Plone is easy to use. The Plone Team includes usability experts who have made Plone easy and attractive for content managers to add, update, and maintain content.
Plone is easy to install. You can install Plone with a click-and-run installer, and have a content management system running on your computer in just a few minutes.
Plone is international. The Plone interface has been translated into over 40 languages, and tools exist for managing multilingual content.
Plone is standard. Plone carefully follows standards for usability and accessibility. Plone pages are compliant with US Section 508, and the W3C's AA rating for accessibility, in addition to using best-practice web standards like XHTML and CSS.
Plone is Open Source. Plone is licensed under the GNU General Public License, the same license Linux uses. This gives you the right to use Plone without a license fee, and to improve upon the product.
Plone is supported. There are close to a hundred developers in the Plone Development Team around the world, and a multitude of companies specializing in Plone development and support.
Plone is extensible. There are many add-on products for Plone that add new features and content types. In addition, Plone can be scripted using web standard solutions and Open Source languages.
Plone is technology neutral. Plone can interoperate with most relational database systems, open source and commercial, and runs on a vast array of platforms, including Linux, Windows, Mac OS X, Solaris and BSD.

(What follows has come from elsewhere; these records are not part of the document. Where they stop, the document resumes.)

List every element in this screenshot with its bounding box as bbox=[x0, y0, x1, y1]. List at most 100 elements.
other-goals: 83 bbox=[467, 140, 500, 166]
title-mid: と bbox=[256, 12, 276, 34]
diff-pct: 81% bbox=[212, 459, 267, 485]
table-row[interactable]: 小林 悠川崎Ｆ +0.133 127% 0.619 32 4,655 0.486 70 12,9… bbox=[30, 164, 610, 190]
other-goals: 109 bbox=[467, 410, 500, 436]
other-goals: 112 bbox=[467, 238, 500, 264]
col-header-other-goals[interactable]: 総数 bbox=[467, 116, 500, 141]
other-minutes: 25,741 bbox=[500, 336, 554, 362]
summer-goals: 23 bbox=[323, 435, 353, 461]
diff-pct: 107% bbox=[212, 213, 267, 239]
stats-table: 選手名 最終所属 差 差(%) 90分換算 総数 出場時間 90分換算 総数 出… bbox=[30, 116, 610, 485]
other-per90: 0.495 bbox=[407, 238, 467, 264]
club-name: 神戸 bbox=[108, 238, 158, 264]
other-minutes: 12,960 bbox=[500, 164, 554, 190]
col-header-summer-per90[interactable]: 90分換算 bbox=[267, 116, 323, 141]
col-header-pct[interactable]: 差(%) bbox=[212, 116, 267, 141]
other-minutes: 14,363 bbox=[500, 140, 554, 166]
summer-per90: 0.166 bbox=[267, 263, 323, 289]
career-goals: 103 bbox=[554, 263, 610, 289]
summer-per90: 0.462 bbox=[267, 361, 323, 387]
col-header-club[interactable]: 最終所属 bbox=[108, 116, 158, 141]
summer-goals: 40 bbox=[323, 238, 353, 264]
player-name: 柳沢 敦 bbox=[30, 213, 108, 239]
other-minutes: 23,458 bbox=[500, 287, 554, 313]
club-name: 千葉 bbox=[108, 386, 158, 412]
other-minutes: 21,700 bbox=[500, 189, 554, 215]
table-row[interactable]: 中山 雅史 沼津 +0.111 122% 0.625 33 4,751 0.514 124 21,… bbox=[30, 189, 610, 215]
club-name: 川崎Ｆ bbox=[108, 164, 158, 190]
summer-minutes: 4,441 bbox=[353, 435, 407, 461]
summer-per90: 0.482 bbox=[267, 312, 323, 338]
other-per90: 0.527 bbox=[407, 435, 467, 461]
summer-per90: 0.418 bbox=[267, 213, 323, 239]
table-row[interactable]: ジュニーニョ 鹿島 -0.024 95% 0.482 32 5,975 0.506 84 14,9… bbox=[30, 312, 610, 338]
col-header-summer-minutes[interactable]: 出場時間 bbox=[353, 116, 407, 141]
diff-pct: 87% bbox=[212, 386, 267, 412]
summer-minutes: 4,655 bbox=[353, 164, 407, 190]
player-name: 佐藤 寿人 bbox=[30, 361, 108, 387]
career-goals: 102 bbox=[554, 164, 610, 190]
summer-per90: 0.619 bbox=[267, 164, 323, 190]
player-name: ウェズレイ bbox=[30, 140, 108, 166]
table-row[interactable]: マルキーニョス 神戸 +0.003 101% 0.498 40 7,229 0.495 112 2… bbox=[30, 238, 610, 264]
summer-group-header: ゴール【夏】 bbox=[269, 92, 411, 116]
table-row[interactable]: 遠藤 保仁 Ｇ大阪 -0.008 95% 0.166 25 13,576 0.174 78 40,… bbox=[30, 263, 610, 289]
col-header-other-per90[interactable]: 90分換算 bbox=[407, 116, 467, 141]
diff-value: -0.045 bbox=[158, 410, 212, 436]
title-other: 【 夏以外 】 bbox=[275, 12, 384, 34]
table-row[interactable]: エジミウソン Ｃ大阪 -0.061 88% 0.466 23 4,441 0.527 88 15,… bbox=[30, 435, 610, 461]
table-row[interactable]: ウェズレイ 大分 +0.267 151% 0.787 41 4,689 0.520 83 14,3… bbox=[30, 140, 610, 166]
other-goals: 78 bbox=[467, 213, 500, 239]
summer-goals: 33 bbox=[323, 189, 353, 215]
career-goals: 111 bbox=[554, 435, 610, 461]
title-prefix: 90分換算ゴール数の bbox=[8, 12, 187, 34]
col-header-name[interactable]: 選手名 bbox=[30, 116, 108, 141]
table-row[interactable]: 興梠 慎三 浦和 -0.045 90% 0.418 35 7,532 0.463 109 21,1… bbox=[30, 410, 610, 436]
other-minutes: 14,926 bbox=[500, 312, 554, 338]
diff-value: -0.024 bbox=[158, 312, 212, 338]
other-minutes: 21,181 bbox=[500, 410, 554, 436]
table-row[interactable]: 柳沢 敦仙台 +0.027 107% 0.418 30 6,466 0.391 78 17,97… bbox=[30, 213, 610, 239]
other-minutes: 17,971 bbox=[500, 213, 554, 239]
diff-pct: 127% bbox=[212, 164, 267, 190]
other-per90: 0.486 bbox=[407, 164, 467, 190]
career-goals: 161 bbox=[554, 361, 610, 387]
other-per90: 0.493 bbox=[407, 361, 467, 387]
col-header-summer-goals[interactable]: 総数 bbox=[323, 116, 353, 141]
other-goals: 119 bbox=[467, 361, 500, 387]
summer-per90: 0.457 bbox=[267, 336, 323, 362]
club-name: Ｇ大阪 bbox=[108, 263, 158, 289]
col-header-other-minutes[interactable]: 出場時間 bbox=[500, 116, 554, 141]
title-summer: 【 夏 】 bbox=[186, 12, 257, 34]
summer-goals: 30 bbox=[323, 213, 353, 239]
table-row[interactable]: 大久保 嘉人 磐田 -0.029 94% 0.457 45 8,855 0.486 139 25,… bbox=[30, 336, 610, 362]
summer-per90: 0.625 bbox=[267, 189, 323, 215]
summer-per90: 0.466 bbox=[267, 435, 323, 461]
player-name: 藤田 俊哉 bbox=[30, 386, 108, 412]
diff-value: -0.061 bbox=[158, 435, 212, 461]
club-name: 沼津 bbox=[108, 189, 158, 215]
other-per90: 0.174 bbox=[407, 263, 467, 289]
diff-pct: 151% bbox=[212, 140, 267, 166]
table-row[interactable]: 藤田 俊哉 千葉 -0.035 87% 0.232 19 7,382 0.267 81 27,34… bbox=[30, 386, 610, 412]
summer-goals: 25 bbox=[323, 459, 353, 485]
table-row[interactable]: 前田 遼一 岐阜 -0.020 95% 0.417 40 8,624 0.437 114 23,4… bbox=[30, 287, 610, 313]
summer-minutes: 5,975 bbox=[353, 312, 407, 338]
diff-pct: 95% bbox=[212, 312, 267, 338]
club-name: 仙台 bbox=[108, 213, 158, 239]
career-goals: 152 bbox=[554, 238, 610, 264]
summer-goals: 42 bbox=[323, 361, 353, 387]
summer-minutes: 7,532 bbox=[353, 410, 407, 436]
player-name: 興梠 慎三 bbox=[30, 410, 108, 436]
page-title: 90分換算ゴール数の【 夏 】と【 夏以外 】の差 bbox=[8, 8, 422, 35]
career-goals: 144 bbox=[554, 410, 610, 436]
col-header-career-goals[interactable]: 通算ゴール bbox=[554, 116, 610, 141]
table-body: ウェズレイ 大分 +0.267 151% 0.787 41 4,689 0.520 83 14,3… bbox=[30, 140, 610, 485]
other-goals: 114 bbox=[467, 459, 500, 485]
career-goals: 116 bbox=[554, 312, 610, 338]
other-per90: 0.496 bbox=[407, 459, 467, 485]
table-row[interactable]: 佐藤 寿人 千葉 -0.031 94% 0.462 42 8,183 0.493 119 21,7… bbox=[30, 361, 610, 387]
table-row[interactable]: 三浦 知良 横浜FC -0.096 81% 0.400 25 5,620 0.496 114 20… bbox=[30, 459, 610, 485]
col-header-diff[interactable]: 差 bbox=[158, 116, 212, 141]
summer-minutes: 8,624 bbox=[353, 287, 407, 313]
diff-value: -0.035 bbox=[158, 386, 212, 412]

Plone is protected. The nonprofit Plone Foundation was formed in 2004 to promote the use of Plone around the world and protect the Plone IP and trademarks.
Plone is built using Zope, an object oriented application server. The language that drives Zope and Plone is Python - the agile language preferred by Google, NASA, Industrial Light and Magic and many others. Why? Because Python offers unprecedented programmer productivity.
Errata for Plone 3.1.3
The version of plone.app.customerize shipping with Plone 3.1.3 contains a bug preventing new view template customizations via /portal_view_customizations. Existing customizations will continue to work.
To fix the problem an upgrade to version 1.1.2 is required. Buildout-based installations such as the one provided by the "Unified Installer" can easily be upgraded by making the following changes to buildout.cfg. For instances set up using the "Unified Installer" this file is located at zinstance/buildout.cfg relative to the target directory — usually /opt/Plone-3.1 or $HOME/Plone-3.1.
The required changes are: A new [versions] section needs to be added, for example directly after the [buildout] section:
[versions] plone.app.customerize = 1.1.2
In addition the line:
eggs = plone.app.customerize
needs to be added to the [plone] section. For a visual representation of these changes please refer to the ticket originally reporting the bug. After incorporating the changes buildout needs to be run again:
$ bin/buildout -n
The -n parameter should be used to ensure buildout is "Run in newest mode.".